Bug 872

Summary: Add a command to know if authentication cache is active
Product: Sudo Reporter: Eric Leblond <eric>
Component: SudoAssignee: Todd C. Miller <Todd.Miller>
Status: RESOLVED FIXED    
Severity: enhancement    
Priority: low    
Version: 1.8.27   
Hardware: All   
OS: All   

Description Eric Leblond 2019-02-24 02:23:59 MST 
When sudo is asking password it creates an authentication cache and the password is not asked for a period. This means that during that time, the shell is basically root: any command/shell script that uses sudo will get instant access to root user.

If I'm not wrong, the authentication cache system can currently not been queried without renewing it. My proposal is to add an option in sudo command to check if the authentication cache is active without touching its expiration.

The main usage I see to this option is to be able to customize things like PS1 to warn the shell user that this shell instance is potentially root. This way he can be careful if ever he starts action that could potentially contain sudo call.
Comment 1 Todd C. Miller 2019-02-24 06:36:20 MST 
I think you can achieve what you want by running "sudo -nv".  If the exit value is 0 then sudo can be run without a password.
Comment 2 Eric Leblond 2019-02-24 09:02:08 MST 
From reading the man page, this command will extend the timeout duration so we could end up in a never expiring cached authentication.
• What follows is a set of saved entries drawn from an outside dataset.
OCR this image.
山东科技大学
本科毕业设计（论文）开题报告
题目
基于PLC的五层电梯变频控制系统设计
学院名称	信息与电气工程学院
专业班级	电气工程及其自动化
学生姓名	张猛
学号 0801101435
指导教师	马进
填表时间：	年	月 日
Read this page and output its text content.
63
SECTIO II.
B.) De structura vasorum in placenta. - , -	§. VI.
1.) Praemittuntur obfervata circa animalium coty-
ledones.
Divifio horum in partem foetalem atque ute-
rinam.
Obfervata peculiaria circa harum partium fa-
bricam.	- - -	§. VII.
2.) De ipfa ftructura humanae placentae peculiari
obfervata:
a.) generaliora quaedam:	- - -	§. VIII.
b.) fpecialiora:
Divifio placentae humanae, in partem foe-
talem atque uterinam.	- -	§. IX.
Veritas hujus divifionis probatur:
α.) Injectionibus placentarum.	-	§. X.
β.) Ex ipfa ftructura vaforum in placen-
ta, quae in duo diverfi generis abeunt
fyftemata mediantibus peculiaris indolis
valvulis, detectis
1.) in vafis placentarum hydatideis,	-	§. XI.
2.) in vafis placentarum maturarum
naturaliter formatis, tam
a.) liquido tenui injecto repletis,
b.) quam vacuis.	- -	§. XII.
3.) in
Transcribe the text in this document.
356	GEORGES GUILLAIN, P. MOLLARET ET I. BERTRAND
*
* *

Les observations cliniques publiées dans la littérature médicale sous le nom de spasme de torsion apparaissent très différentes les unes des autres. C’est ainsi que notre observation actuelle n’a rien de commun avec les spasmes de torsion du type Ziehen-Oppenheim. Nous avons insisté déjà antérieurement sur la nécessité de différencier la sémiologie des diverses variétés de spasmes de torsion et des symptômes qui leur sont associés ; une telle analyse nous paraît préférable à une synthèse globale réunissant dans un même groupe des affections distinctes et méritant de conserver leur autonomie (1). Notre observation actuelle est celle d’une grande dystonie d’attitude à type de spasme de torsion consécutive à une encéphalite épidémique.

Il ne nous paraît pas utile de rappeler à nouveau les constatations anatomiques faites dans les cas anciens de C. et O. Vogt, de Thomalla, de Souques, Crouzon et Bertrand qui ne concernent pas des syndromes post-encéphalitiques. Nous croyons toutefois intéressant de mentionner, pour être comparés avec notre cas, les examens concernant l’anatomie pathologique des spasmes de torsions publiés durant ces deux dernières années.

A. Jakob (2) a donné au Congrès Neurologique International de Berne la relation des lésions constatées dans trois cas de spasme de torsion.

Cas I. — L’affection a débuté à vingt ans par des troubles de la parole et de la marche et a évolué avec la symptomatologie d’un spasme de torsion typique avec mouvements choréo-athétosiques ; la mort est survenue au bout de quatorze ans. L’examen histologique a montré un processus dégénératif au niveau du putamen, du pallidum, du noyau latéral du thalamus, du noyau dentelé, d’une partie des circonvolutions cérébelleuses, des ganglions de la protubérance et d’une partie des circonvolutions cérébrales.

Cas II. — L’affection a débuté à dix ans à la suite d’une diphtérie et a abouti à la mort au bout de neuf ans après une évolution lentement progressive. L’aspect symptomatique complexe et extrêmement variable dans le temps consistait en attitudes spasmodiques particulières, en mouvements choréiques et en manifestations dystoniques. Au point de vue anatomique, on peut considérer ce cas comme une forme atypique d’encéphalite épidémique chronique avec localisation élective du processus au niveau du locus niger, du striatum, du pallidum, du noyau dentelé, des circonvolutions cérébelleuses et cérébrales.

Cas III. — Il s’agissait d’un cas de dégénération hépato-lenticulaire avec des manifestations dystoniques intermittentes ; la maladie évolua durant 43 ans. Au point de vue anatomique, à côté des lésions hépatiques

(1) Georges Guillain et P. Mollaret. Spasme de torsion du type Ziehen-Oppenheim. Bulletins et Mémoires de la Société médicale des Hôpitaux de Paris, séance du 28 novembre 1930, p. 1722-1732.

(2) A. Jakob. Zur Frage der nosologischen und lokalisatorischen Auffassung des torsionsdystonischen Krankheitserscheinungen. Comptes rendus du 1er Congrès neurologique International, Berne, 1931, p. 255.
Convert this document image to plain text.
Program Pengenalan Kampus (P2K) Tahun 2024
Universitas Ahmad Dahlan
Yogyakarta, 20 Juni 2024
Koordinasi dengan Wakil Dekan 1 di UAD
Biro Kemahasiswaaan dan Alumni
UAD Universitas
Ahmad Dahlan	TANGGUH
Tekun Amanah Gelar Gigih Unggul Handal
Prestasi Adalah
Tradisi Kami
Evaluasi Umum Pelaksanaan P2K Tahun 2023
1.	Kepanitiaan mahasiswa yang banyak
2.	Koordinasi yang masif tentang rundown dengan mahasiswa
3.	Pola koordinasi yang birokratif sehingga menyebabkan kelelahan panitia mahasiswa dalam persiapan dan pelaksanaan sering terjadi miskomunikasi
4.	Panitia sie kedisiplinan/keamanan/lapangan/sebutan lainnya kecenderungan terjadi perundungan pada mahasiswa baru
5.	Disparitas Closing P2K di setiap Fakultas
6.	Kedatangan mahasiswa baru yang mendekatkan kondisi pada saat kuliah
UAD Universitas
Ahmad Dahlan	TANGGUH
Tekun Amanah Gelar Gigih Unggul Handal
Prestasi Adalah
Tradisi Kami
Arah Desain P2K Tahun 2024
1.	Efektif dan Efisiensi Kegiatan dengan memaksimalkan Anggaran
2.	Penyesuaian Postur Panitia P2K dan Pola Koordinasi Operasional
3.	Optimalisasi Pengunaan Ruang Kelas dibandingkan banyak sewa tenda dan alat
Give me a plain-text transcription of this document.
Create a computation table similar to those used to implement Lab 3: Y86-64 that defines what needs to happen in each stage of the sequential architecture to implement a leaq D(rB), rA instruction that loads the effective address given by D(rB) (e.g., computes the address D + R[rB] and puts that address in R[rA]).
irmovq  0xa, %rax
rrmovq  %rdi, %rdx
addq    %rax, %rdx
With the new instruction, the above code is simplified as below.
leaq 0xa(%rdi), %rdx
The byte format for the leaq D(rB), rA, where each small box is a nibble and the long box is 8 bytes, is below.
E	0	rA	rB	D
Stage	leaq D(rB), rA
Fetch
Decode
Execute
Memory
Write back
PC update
Maybe the doc is wrong but when I did read the code, it did appear it was looking correct.
Comment 3 Todd C. Miller 2019-02-24 14:49:09 MST 
Yes, you are correct, this won't work for your use case.
Comment 4 Todd C. Miller 2022-10-24 09:45:37 MDT 
Sudo 1.9.12 adds a -N flag that can be used to achieve this.  For example:

    sudo -Nnv >/dev/null 2&1 && echo active

will only print "active" if the user can run sudo without a password.  It will not update the user's time stamp entry.